Development of an Artificial Calibrator for Shift Program Optimization to Enhance Fuel Efficiency

The calibration of automotive electronic control units is a critical and resource-intensive task in modern powertrain development. Optimizing parameters such as transmission shift schedules for minimum fuel consumption traditionally requires extensive prototype testing by expert calibrators. This process is costly, time-consuming, and subject to variability in environmental conditions and human judgment. In this paper, we introduce an artificial calibrator – a software agent that autonomously tunes transmission shift maps using reinforcement learning (RL) in a Software-in-the-Loop (SiL) simulation environment.

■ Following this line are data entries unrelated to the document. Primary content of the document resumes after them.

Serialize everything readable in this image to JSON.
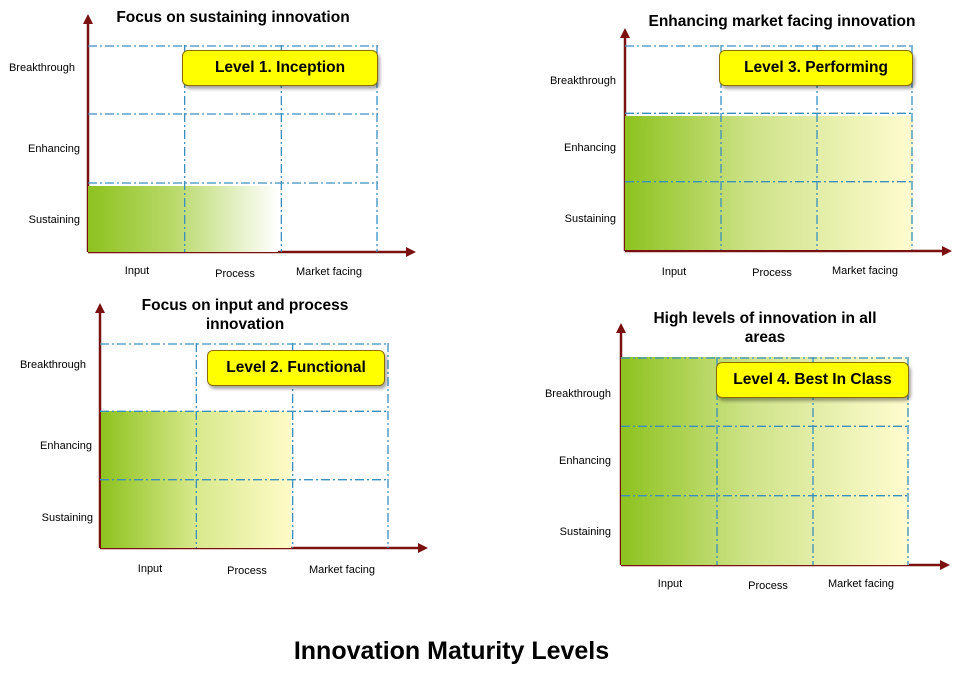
{
  "footer_title": "Innovation Maturity Levels",
  "colors": {
    "axis": "#7a1010",
    "grid": "#3a8fbf",
    "fill_start": "#8dc21f",
    "fill_end_pale": "#fffdd8",
    "fill_end_white": "#ffffff",
    "level_box": "#ffff00"
  },
  "panels": [
    {
      "id": "p1",
      "title": "Focus on sustaining innovation",
      "level": "Level 1. Inception",
      "y_labels": [
        "Breakthrough",
        "Enhancing",
        "Sustaining"
      ],
      "x_labels": [
        "Input",
        "Process",
        "Market facing"
      ]
    },
    {
      "id": "p2",
      "title": "Focus on input and process innovation",
      "level": "Level 2. Functional",
      "y_labels": [
        "Breakthrough",
        "Enhancing",
        "Sustaining"
      ],
      "x_labels": [
        "Input",
        "Process",
        "Market facing"
      ]
    },
    {
      "id": "p3",
      "title": "Enhancing market facing innovation",
      "level": "Level 3. Performing",
      "y_labels": [
        "Breakthrough",
        "Enhancing",
        "Sustaining"
      ],
      "x_labels": [
        "Input",
        "Process",
        "Market facing"
      ]
    },
    {
      "id": "p4",
      "title": "High levels of innovation in all areas",
      "level": "Level 4. Best In Class",
      "y_labels": [
        "Breakthrough",
        "Enhancing",
        "Sustaining"
      ],
      "x_labels": [
        "Input",
        "Process",
        "Market facing"
      ]
    }
  ]
}
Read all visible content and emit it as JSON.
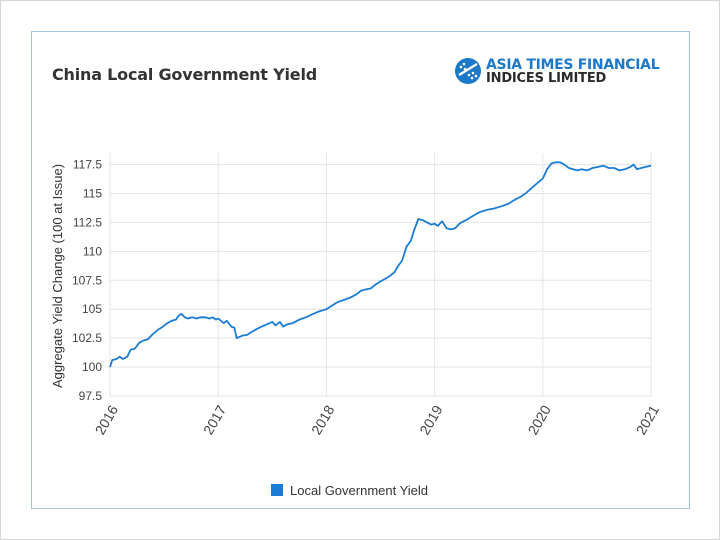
{
  "title": "China Local Government Yield",
  "logo": {
    "line1": "ASIA TIMES FINANCIAL",
    "line2": "INDICES LIMITED",
    "mark_icon": "atf-globe-logo-icon"
  },
  "colors": {
    "series": "#1a7cd5",
    "grid": "#e3e3e3",
    "frame": "#9fc3e3",
    "brand": "#1c78c8"
  },
  "chart_data": {
    "type": "line",
    "title": "China Local Government Yield",
    "xlabel": "",
    "ylabel": "Aggregate Yield Change (100 at Issue)",
    "xlim": [
      2016,
      2021
    ],
    "ylim": [
      97.5,
      118.5
    ],
    "x_ticks": [
      {
        "value": 2016,
        "label": "2016"
      },
      {
        "value": 2017,
        "label": "2017"
      },
      {
        "value": 2018,
        "label": "2018"
      },
      {
        "value": 2019,
        "label": "2019"
      },
      {
        "value": 2020,
        "label": "2020"
      },
      {
        "value": 2021,
        "label": "2021"
      }
    ],
    "y_ticks": [
      {
        "value": 97.5,
        "label": "97.5"
      },
      {
        "value": 100,
        "label": "100"
      },
      {
        "value": 102.5,
        "label": "102.5"
      },
      {
        "value": 105,
        "label": "105"
      },
      {
        "value": 107.5,
        "label": "107.5"
      },
      {
        "value": 110,
        "label": "110"
      },
      {
        "value": 112.5,
        "label": "112.5"
      },
      {
        "value": 115,
        "label": "115"
      },
      {
        "value": 117.5,
        "label": "117.5"
      }
    ],
    "grid": true,
    "legend_position": "bottom-center",
    "series": [
      {
        "name": "Local Government Yield",
        "color": "#1a7cd5",
        "points": [
          [
            2016.0,
            100.0
          ],
          [
            2016.02,
            100.6
          ],
          [
            2016.06,
            100.7
          ],
          [
            2016.09,
            100.9
          ],
          [
            2016.12,
            100.7
          ],
          [
            2016.16,
            100.9
          ],
          [
            2016.19,
            101.5
          ],
          [
            2016.23,
            101.6
          ],
          [
            2016.27,
            102.1
          ],
          [
            2016.31,
            102.3
          ],
          [
            2016.35,
            102.4
          ],
          [
            2016.39,
            102.8
          ],
          [
            2016.44,
            103.2
          ],
          [
            2016.49,
            103.5
          ],
          [
            2016.53,
            103.8
          ],
          [
            2016.57,
            104.0
          ],
          [
            2016.61,
            104.1
          ],
          [
            2016.63,
            104.4
          ],
          [
            2016.66,
            104.6
          ],
          [
            2016.69,
            104.3
          ],
          [
            2016.72,
            104.2
          ],
          [
            2016.76,
            104.3
          ],
          [
            2016.8,
            104.2
          ],
          [
            2016.84,
            104.3
          ],
          [
            2016.88,
            104.3
          ],
          [
            2016.92,
            104.2
          ],
          [
            2016.95,
            104.3
          ],
          [
            2016.98,
            104.1
          ],
          [
            2017.0,
            104.2
          ],
          [
            2017.05,
            103.8
          ],
          [
            2017.08,
            104.0
          ],
          [
            2017.12,
            103.5
          ],
          [
            2017.15,
            103.4
          ],
          [
            2017.17,
            102.5
          ],
          [
            2017.22,
            102.7
          ],
          [
            2017.27,
            102.8
          ],
          [
            2017.32,
            103.1
          ],
          [
            2017.38,
            103.4
          ],
          [
            2017.45,
            103.7
          ],
          [
            2017.5,
            103.9
          ],
          [
            2017.53,
            103.6
          ],
          [
            2017.57,
            103.9
          ],
          [
            2017.6,
            103.5
          ],
          [
            2017.64,
            103.7
          ],
          [
            2017.69,
            103.8
          ],
          [
            2017.75,
            104.1
          ],
          [
            2017.81,
            104.3
          ],
          [
            2017.88,
            104.6
          ],
          [
            2017.93,
            104.8
          ],
          [
            2018.0,
            105.0
          ],
          [
            2018.05,
            105.3
          ],
          [
            2018.1,
            105.6
          ],
          [
            2018.16,
            105.8
          ],
          [
            2018.22,
            106.0
          ],
          [
            2018.28,
            106.3
          ],
          [
            2018.32,
            106.6
          ],
          [
            2018.36,
            106.7
          ],
          [
            2018.41,
            106.8
          ],
          [
            2018.45,
            107.1
          ],
          [
            2018.5,
            107.4
          ],
          [
            2018.54,
            107.6
          ],
          [
            2018.59,
            107.9
          ],
          [
            2018.63,
            108.2
          ],
          [
            2018.66,
            108.7
          ],
          [
            2018.7,
            109.2
          ],
          [
            2018.74,
            110.4
          ],
          [
            2018.78,
            110.9
          ],
          [
            2018.81,
            111.8
          ],
          [
            2018.85,
            112.8
          ],
          [
            2018.89,
            112.7
          ],
          [
            2018.93,
            112.5
          ],
          [
            2018.97,
            112.3
          ],
          [
            2019.0,
            112.4
          ],
          [
            2019.03,
            112.2
          ],
          [
            2019.07,
            112.6
          ],
          [
            2019.11,
            112.0
          ],
          [
            2019.15,
            111.9
          ],
          [
            2019.19,
            112.0
          ],
          [
            2019.23,
            112.4
          ],
          [
            2019.29,
            112.7
          ],
          [
            2019.36,
            113.1
          ],
          [
            2019.42,
            113.4
          ],
          [
            2019.49,
            113.6
          ],
          [
            2019.55,
            113.7
          ],
          [
            2019.62,
            113.9
          ],
          [
            2019.68,
            114.1
          ],
          [
            2019.73,
            114.4
          ],
          [
            2019.79,
            114.7
          ],
          [
            2019.84,
            115.0
          ],
          [
            2019.9,
            115.5
          ],
          [
            2019.95,
            115.9
          ],
          [
            2020.0,
            116.3
          ],
          [
            2020.04,
            117.1
          ],
          [
            2020.08,
            117.6
          ],
          [
            2020.12,
            117.7
          ],
          [
            2020.16,
            117.7
          ],
          [
            2020.2,
            117.5
          ],
          [
            2020.24,
            117.2
          ],
          [
            2020.28,
            117.1
          ],
          [
            2020.32,
            117.0
          ],
          [
            2020.36,
            117.1
          ],
          [
            2020.41,
            117.0
          ],
          [
            2020.46,
            117.2
          ],
          [
            2020.51,
            117.3
          ],
          [
            2020.56,
            117.4
          ],
          [
            2020.61,
            117.2
          ],
          [
            2020.66,
            117.2
          ],
          [
            2020.71,
            117.0
          ],
          [
            2020.76,
            117.1
          ],
          [
            2020.81,
            117.3
          ],
          [
            2020.84,
            117.5
          ],
          [
            2020.87,
            117.1
          ],
          [
            2020.91,
            117.2
          ],
          [
            2020.95,
            117.3
          ],
          [
            2021.0,
            117.4
          ]
        ]
      }
    ]
  }
}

The RL-based calibrator explores shift schedule parameters and learns from fuel consumption feedback, thereby achieving objective and reproducible optimizations within the controlled SiL environment. Applied to a 7-speed dual-clutch transmission (DCT) model of a 1.5 L Mild Hybrid Electric Vehicle (MHEV), the approach yielded significant fuel efficiency improvements. In a case study on a 4.7 km Worldwide harmonized Light-Duty vehicles Test Cycle (WLTC) driving segment, the RL-optimized shift strategy reduced fuel consumption from a baseline of 0.46 L to 0.37 L. Furthermore, when starting from an already optimized shift map representative of a series production vehicle’s calibration, the artificial calibrator further enhanced fuel efficiency, achieving approximately a 0.6 % reduction in fuel consumption for the 4.7 km segment and nearly a 5 % reduction for the full WLTC. The artificial calibrator thus demonstrates a promising methodology to frontload calibration tasks in simulation, thereby offering the potential to reduce reliance on resource-intensive physical testing and to significantly accelerate the development of fuel-efficient powertrain control software.. The direct compatibility of parameter files with real vehicle Electronic Control Unit (ECUs) and the validated SiL behavior suggest high transferability of learned strategies, offering the potential for minimal fine-tuning on physical vehicles post-simulation.